All Sunday, the Egyptian army sent extra forces to bolster the engineering units engaged in destroying the smuggling tunnels carrying arms, fighters and consumer goods into the Gaza Strip for more than a decade, which provided the Hamas-ruled regime with a major source of revenue. Orders from the high command in Cairo were to step up the pressure on Hamas and Jihad Islami. And so, the Egyptian army targeted a number of tunnels on the Rafah border used to smuggle fuel to Gaza. Without gas, their combat mobility will be sharply reduced.

Bulldozers were used to remove several machines pumping fuel into the Gaza Strip through the tunnels.

Gaza Prime Minister Ismail Haniyeh tried appealing to Egyptian intelligence chiefs in Cairo to stop the operation. He was fobbed off with junior officers who said they were not competent to make decisions in the matter and would pass his request to higher authority.
The El Arish area has become the most dangerous of all the four flashpoints: There, the heavily concentrated Egyptian force is battered by constant assaults.
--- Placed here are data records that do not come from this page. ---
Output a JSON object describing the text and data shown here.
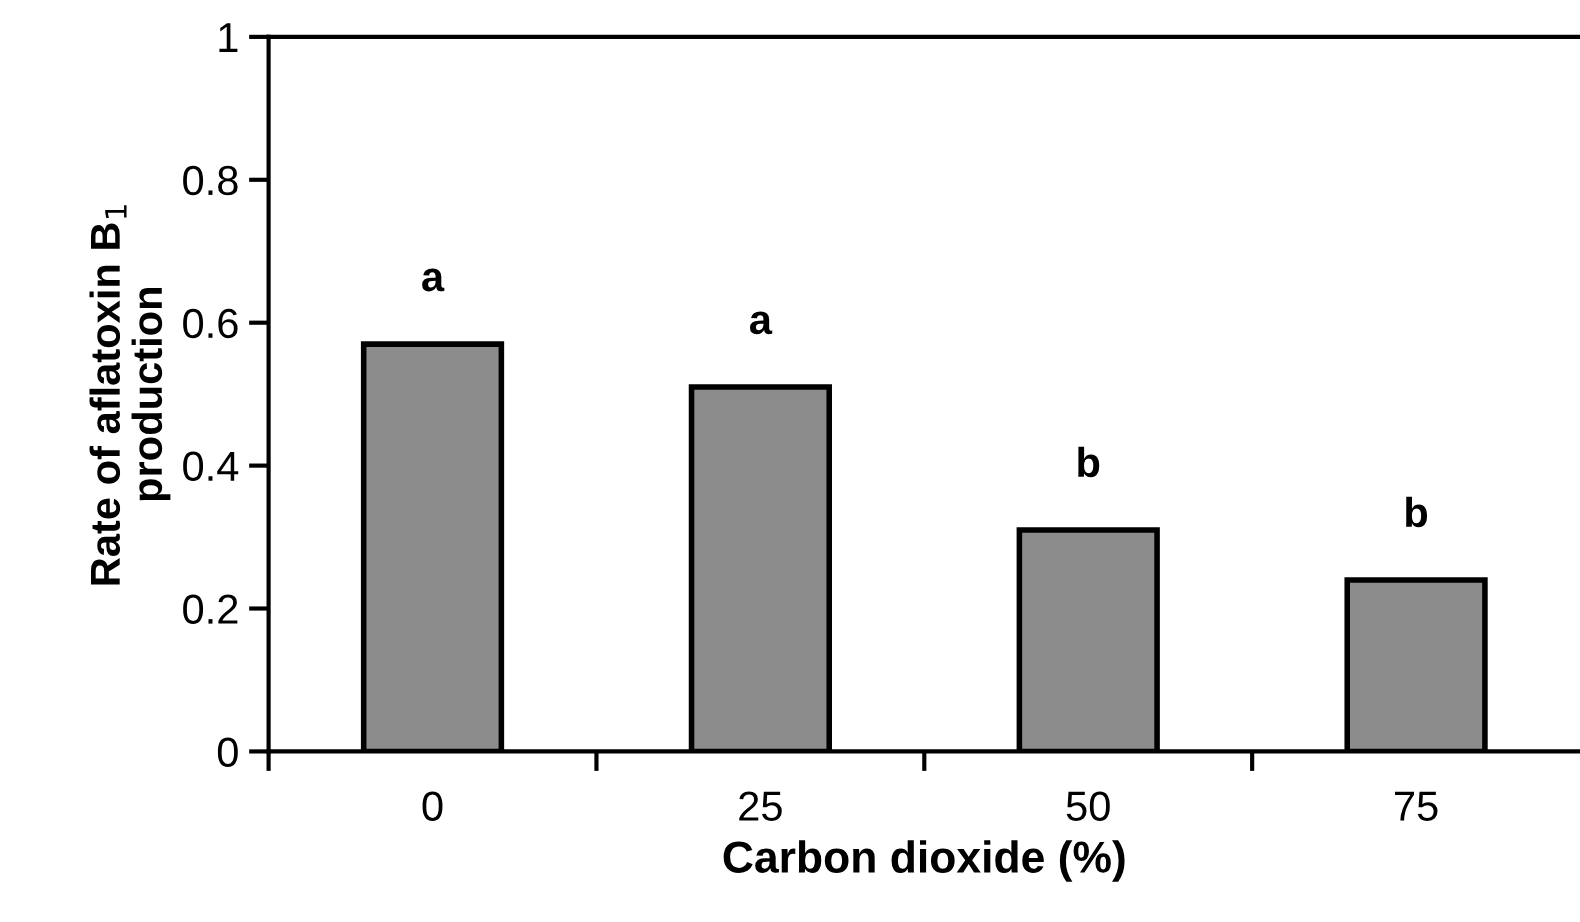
{
  "chart_data": {
    "type": "bar",
    "xlabel": "Carbon dioxide (%)",
    "ylabel": "Rate of aflatoxin B$_{1}$\nproduction",
    "categories": [
      "0",
      "25",
      "50",
      "75"
    ],
    "values": [
      0.57,
      0.51,
      0.31,
      0.24
    ],
    "color": "#8c8c8c",
    "ylim": [
      0,
      1
    ],
    "yticks": [
      0,
      0.2,
      0.4,
      0.6,
      0.8,
      1
    ],
    "annotations": [
      {
        "text": "a",
        "x": "0",
        "y": 0.57
      },
      {
        "text": "a",
        "x": "25",
        "y": 0.51
      },
      {
        "text": "b",
        "x": "50",
        "y": 0.31
      },
      {
        "text": "b",
        "x": "75",
        "y": 0.24
      }
    ],
    "grid": false,
    "legend": false
  }
}
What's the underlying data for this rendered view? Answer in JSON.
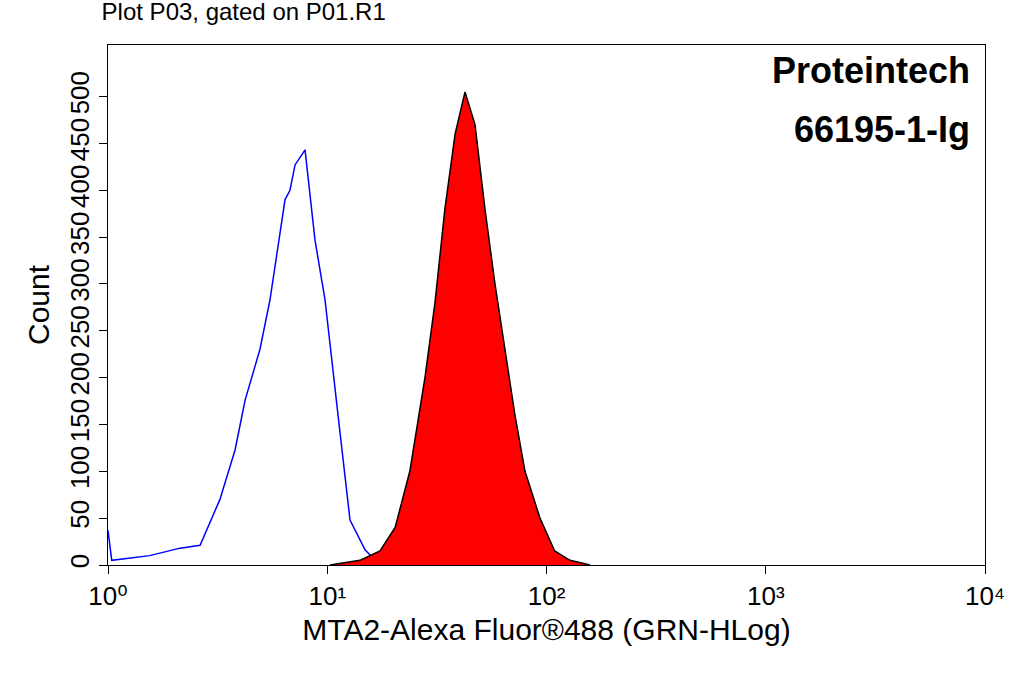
{
  "chart_data": {
    "type": "line",
    "title": "Plot P03, gated on P01.R1",
    "x_label": "MTA2-Alexa Fluor®488 (GRN-HLog)",
    "y_label": "Count",
    "annotations": [
      "Proteintech",
      "66195-1-Ig"
    ],
    "log": "x",
    "grid": false,
    "xlim": [
      1,
      10000
    ],
    "xticks": [
      {
        "value": 1,
        "label": "10⁰"
      },
      {
        "value": 10,
        "label": "10¹"
      },
      {
        "value": 100,
        "label": "10²"
      },
      {
        "value": 1000,
        "label": "10³"
      },
      {
        "value": 10000,
        "label": "10⁴"
      }
    ],
    "ylim": [
      0,
      555
    ],
    "yticks": [
      0,
      50,
      100,
      150,
      200,
      250,
      300,
      350,
      400,
      450,
      500
    ],
    "series": [
      {
        "type": "line",
        "color": "#0000ff",
        "x": [
          1.0,
          1.04,
          1.55,
          2.13,
          2.63,
          3.24,
          3.8,
          4.22,
          4.93,
          5.48,
          6.42,
          6.76,
          7.13,
          7.92,
          8.79,
          9.77,
          11.4,
          12.7,
          14.9,
          17.4
        ],
        "values": [
          37,
          5,
          10,
          18,
          21,
          70,
          123,
          176,
          230,
          283,
          390,
          400,
          427,
          443,
          347,
          283,
          144,
          48,
          16,
          0
        ]
      },
      {
        "type": "area",
        "color": "#ff0000",
        "x": [
          10.3,
          14.1,
          17.4,
          20.4,
          23.8,
          27.9,
          31.0,
          34.4,
          38.3,
          42.5,
          47.2,
          52.4,
          58.2,
          64.7,
          71.8,
          79.8,
          93.4,
          109,
          128,
          158
        ],
        "values": [
          0,
          5,
          15,
          40,
          100,
          200,
          280,
          380,
          460,
          505,
          470,
          380,
          300,
          230,
          160,
          100,
          50,
          15,
          5,
          0
        ]
      }
    ]
  }
}
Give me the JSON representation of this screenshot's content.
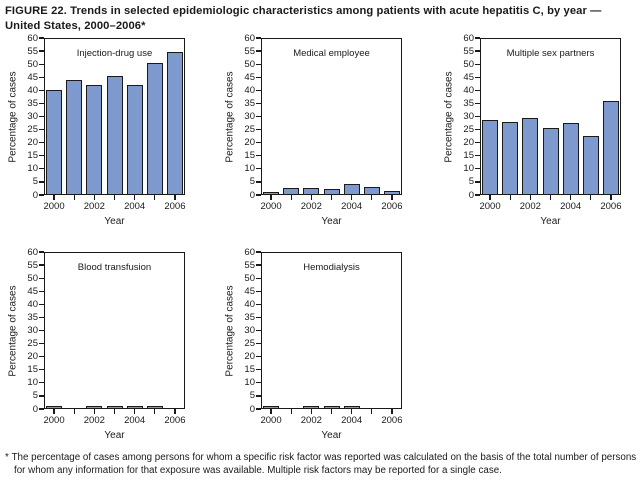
{
  "figure": {
    "title": "FIGURE 22. Trends in selected epidemiologic characteristics among patients with acute hepatitis C, by year — United States, 2000–2006*",
    "footnote_marker": "*",
    "footnote": "The percentage of cases among persons for whom a specific risk factor was reported was calculated on the basis of the total number of persons for whom any information for that exposure was available. Multiple risk factors may be reported for a single case."
  },
  "colors": {
    "bar_fill": "#7d99ce",
    "bar_outline": "#1a1a1a",
    "axis": "#1a1a1a",
    "text": "#1a1a1a"
  },
  "chart_data": [
    {
      "type": "bar",
      "title": "Injection-drug use",
      "xlabel": "Year",
      "ylabel": "Percentage of cases",
      "ylim": [
        0,
        60
      ],
      "ytick_step": 5,
      "grid": false,
      "legend": "none",
      "categories": [
        "2000",
        "2001",
        "2002",
        "2003",
        "2004",
        "2005",
        "2006"
      ],
      "xtick_labels": [
        "2000",
        "2002",
        "2004",
        "2006"
      ],
      "values": [
        40,
        44,
        42,
        45.5,
        42,
        50.5,
        54.5
      ]
    },
    {
      "type": "bar",
      "title": "Medical employee",
      "xlabel": "Year",
      "ylabel": "Percentage of cases",
      "ylim": [
        0,
        60
      ],
      "ytick_step": 5,
      "grid": false,
      "legend": "none",
      "categories": [
        "2000",
        "2001",
        "2002",
        "2003",
        "2004",
        "2005",
        "2006"
      ],
      "xtick_labels": [
        "2000",
        "2002",
        "2004",
        "2006"
      ],
      "values": [
        0.8,
        2.7,
        2.7,
        2.4,
        4.3,
        3.2,
        1.6
      ]
    },
    {
      "type": "bar",
      "title": "Multiple sex partners",
      "xlabel": "Year",
      "ylabel": "Percentage of cases",
      "ylim": [
        0,
        60
      ],
      "ytick_step": 5,
      "grid": false,
      "legend": "none",
      "categories": [
        "2000",
        "2001",
        "2002",
        "2003",
        "2004",
        "2005",
        "2006"
      ],
      "xtick_labels": [
        "2000",
        "2002",
        "2004",
        "2006"
      ],
      "values": [
        28.5,
        28,
        29.5,
        25.5,
        27.5,
        22.5,
        36
      ]
    },
    {
      "type": "bar",
      "title": "Blood transfusion",
      "xlabel": "Year",
      "ylabel": "Percentage of cases",
      "ylim": [
        0,
        60
      ],
      "ytick_step": 5,
      "grid": false,
      "legend": "none",
      "categories": [
        "2000",
        "2001",
        "2002",
        "2003",
        "2004",
        "2005",
        "2006"
      ],
      "xtick_labels": [
        "2000",
        "2002",
        "2004",
        "2006"
      ],
      "values": [
        0.8,
        0,
        0.5,
        0.8,
        0.8,
        0.9,
        0
      ]
    },
    {
      "type": "bar",
      "title": "Hemodialysis",
      "xlabel": "Year",
      "ylabel": "Percentage of cases",
      "ylim": [
        0,
        60
      ],
      "ytick_step": 5,
      "grid": false,
      "legend": "none",
      "categories": [
        "2000",
        "2001",
        "2002",
        "2003",
        "2004",
        "2005",
        "2006"
      ],
      "xtick_labels": [
        "2000",
        "2002",
        "2004",
        "2006"
      ],
      "values": [
        1.3,
        0,
        0.7,
        1.3,
        0.8,
        0,
        0
      ]
    }
  ]
}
They are hemmed in by thousands of Salafist gunmen. Any officer, soldier or vehicle trying to exit their fortified compound runs the gauntlet of roadside bombs, anti-tank weapons, hand grenades and heavy machine gun fire.
Fighting is raging at two more locations: the central mountains of Jabel Halal and along the Egyptian-Israeli border opposite Israel’s southern air base of Ovda.